Well, there’s nothing in the Ten Commandments that says “try not to steal” or “not bearing false witness” is an “aspirational goal,” but we should “accompany” perjurers. Yes, we should accompany them – to the nearest confessional where they can admit they are perjurers and turn from the path of falsehood. And we do not expect thieves to “try” to give up stealing, aware that a little burglary here or the occasional shoplifting there needs “pastoral accommodation.” So, why do we indulge such “flexibility” on the Sixth Commandment? Jesus told the woman caught in adultery “go and sin no more” (John 8:11), not “have a pastoral dialogue about reaching the ideal of monogamous and exclusive marriage.”

And on this point, one of my favorite reflections is a scene from the classic film, Dr. Zhivago.
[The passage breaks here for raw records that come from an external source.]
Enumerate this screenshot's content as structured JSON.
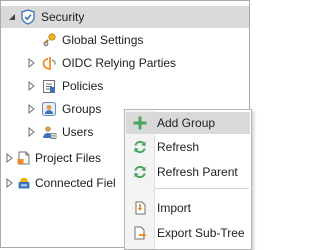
{
  "tree": {
    "items": [
      {
        "label": "Security",
        "icon": "shield-icon",
        "expanded": true
      },
      {
        "label": "Global Settings",
        "icon": "key-gear-icon"
      },
      {
        "label": "OIDC Relying Parties",
        "icon": "oidc-icon"
      },
      {
        "label": "Policies",
        "icon": "policies-icon"
      },
      {
        "label": "Groups",
        "icon": "groups-icon"
      },
      {
        "label": "Users",
        "icon": "users-icon"
      },
      {
        "label": "Project Files",
        "icon": "project-files-icon"
      },
      {
        "label": "Connected Fiel",
        "icon": "connected-fields-icon"
      }
    ]
  },
  "context_menu": {
    "items": [
      {
        "label": "Add Group",
        "icon": "plus-icon"
      },
      {
        "label": "Refresh",
        "icon": "refresh-icon"
      },
      {
        "label": "Refresh Parent",
        "icon": "refresh-parent-icon"
      },
      {
        "label": "Import",
        "icon": "import-icon"
      },
      {
        "label": "Export Sub-Tree",
        "icon": "export-icon"
      }
    ]
  },
  "colors": {
    "selection": "#dadada",
    "menu_highlight": "#d9d9d9",
    "accent_green": "#4aa564",
    "accent_orange": "#f08a24",
    "accent_blue": "#3b73b9"
  }
}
When Laura confesses having fornicated with Komarovsky, the Orthodox priest asks her, “And what did Our Lord tell the woman caught in adultery?” “‘Go and sin no more,’” Laura replies. “And did she?” asks the priest. “I don’t know, Father!” is her surprised answer. “Of course you don’t. No one does! The flesh is not weak, it is strong! Remember that!”

We might learn a little wisdom from that movie priest. Undoubtedly, had she sinned again and sought the Lord’s pardon, He who forgave “seventy times seven times” would have. But the subsequent sin is still a sin (even if her personal culpability might perhaps be diminished). Because she “loved” Jesus for what He did for her did not exempt her from following His Commandments, or make it any less important to seek pardon again if she fell. Indeed, her love of the Lord should have strengthened her resolve “to sin no more, to do penance, and to avoid whatever leads me into sin.”

So, in reflecting on today’s Gospel, know that loving God with all one’s heart, mind, soul, and being does not excuse from the rest of the Commandments. Truly loving God means recognizing how that love is expressed in those Commandments, because those Commandments are not roadblocks but roadmaps that chart the path to Love Himself.